Der Psychotherapeut betont, dass es die eine richtige Antwort auf die Frage nach der Motivation der Hinweisgeber nicht gibt, weiß aber auch zu berichten, dass es „natürlich auch Persönlichkeiten mit übertriebenem Ordnungssinn und sogar zwanghaftem Denken gibt.“ Diese würden dann auch mal schnell zum Telefon greifen, um Regelbrecher zu melden.

Die Behörden könnten das Meldeverhalten indes auch selber steuern, „indem sie der Öffentlichkeit eine Rückmeldung geben, was für sie hilfreich ist“, so Busch.

Soziologen sprechen von „sozialer Kontrolle“


„Soziale Kontrolle“ heißt es bei den Soziologen, wenn das Umfeld uns auf Linie bringt, wenn sich eine Gesellschaft durch Feedback und Beobachtung darauf einigt, was „erwünschtes Verhalten“ und was „abweichendes Verhalten“ ist.
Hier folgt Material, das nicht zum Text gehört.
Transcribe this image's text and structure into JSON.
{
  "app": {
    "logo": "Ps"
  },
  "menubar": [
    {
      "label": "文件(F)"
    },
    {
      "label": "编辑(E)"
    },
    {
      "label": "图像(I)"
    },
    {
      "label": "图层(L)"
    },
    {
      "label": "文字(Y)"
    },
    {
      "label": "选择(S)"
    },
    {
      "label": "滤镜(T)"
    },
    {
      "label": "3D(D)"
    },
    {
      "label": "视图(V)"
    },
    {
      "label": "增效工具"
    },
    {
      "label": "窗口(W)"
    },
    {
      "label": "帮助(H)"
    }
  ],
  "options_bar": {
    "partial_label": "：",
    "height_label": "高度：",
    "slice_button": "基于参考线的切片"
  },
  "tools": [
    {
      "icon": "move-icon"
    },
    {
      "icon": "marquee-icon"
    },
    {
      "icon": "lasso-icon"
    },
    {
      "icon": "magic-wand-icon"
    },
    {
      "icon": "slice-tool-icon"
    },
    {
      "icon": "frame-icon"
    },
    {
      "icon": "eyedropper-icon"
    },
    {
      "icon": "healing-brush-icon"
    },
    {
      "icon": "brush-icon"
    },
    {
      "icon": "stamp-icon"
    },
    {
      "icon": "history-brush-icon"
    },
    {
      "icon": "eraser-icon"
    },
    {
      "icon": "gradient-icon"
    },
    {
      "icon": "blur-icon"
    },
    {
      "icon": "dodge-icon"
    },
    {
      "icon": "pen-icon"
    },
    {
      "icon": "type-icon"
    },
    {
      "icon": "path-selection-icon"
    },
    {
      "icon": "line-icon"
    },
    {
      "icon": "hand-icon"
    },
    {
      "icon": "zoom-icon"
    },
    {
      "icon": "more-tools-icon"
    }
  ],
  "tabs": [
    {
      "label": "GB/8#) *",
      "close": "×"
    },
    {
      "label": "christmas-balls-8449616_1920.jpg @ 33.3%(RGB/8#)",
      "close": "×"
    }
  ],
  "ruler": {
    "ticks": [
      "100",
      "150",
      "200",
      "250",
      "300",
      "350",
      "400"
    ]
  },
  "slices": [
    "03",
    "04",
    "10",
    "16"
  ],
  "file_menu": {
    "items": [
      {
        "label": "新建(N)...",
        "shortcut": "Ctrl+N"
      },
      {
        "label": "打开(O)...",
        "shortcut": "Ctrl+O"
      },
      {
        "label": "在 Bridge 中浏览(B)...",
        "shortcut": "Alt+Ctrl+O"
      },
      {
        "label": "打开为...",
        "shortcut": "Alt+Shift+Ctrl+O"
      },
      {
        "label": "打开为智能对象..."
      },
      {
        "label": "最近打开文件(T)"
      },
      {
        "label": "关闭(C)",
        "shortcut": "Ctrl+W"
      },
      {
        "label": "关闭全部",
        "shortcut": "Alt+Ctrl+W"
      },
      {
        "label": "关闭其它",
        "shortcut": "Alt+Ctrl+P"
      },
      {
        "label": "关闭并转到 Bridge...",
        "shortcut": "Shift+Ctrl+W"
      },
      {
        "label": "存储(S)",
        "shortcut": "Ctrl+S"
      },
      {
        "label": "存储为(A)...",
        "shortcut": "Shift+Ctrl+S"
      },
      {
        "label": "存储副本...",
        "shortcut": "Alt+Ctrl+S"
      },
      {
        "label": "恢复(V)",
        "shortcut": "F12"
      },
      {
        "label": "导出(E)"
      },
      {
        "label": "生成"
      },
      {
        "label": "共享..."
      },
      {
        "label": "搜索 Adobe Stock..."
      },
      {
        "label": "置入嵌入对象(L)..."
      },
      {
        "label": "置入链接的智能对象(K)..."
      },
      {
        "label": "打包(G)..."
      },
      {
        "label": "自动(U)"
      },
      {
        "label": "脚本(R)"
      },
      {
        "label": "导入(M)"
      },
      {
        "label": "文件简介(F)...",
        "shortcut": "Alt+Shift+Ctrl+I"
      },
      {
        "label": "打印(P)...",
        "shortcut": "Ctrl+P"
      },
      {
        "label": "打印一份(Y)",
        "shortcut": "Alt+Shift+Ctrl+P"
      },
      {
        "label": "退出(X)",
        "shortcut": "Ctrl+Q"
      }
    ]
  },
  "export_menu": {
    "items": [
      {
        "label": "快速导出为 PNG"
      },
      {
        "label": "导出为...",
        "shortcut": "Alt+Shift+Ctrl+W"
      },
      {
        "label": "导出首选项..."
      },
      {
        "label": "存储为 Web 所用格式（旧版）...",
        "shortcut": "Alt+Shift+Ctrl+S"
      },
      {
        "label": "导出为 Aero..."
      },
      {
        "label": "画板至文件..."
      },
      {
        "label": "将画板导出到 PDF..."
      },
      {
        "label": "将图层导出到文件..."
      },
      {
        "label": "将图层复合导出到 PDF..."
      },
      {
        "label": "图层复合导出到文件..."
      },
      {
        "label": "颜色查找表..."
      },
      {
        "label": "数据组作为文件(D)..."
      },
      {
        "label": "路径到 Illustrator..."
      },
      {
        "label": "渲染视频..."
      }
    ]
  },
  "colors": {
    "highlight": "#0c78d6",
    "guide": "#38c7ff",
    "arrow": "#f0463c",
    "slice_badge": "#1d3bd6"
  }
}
Bisher war es beispielsweise erwünscht, sich in der Öffentlichkeit eher in Ruhe zu lassen. „Die übliche Form der Interaktion besteht gerade in Städten darin, aneinander vorbeizugehen“, erklärte Jan Wehrheim, Soziologe an der Uni Duisburg-Essen jüngst in einem Artikel in der Zeit.

Aber diesmal hatte niemand Zeit, in diese neue Welt hineinzuwachsen, das erkläre die große Unsicherheit. „Es ist immer schwieriger, sich an Regeln zu halten, die man noch nicht verinnerlicht hat“, sagt Wehrheim. Nun probiert man aus. Die meisten sind dabei getrieben von der Sorge um die eigene Gesundheit oder dem Willen, bei der Eindämmung der Epidemie zu helfen. Manche lassen aber auch ihren inneren Ordnungsdrang freien Lauf. „Und es gibt Menschen, die sich persönlich stärker fühlen, wenn Sie andere beschimpfen. Das resultiert meist aus einem schwachen Selbstbewusstsein“, so Psychotherapeut Elmar Busch.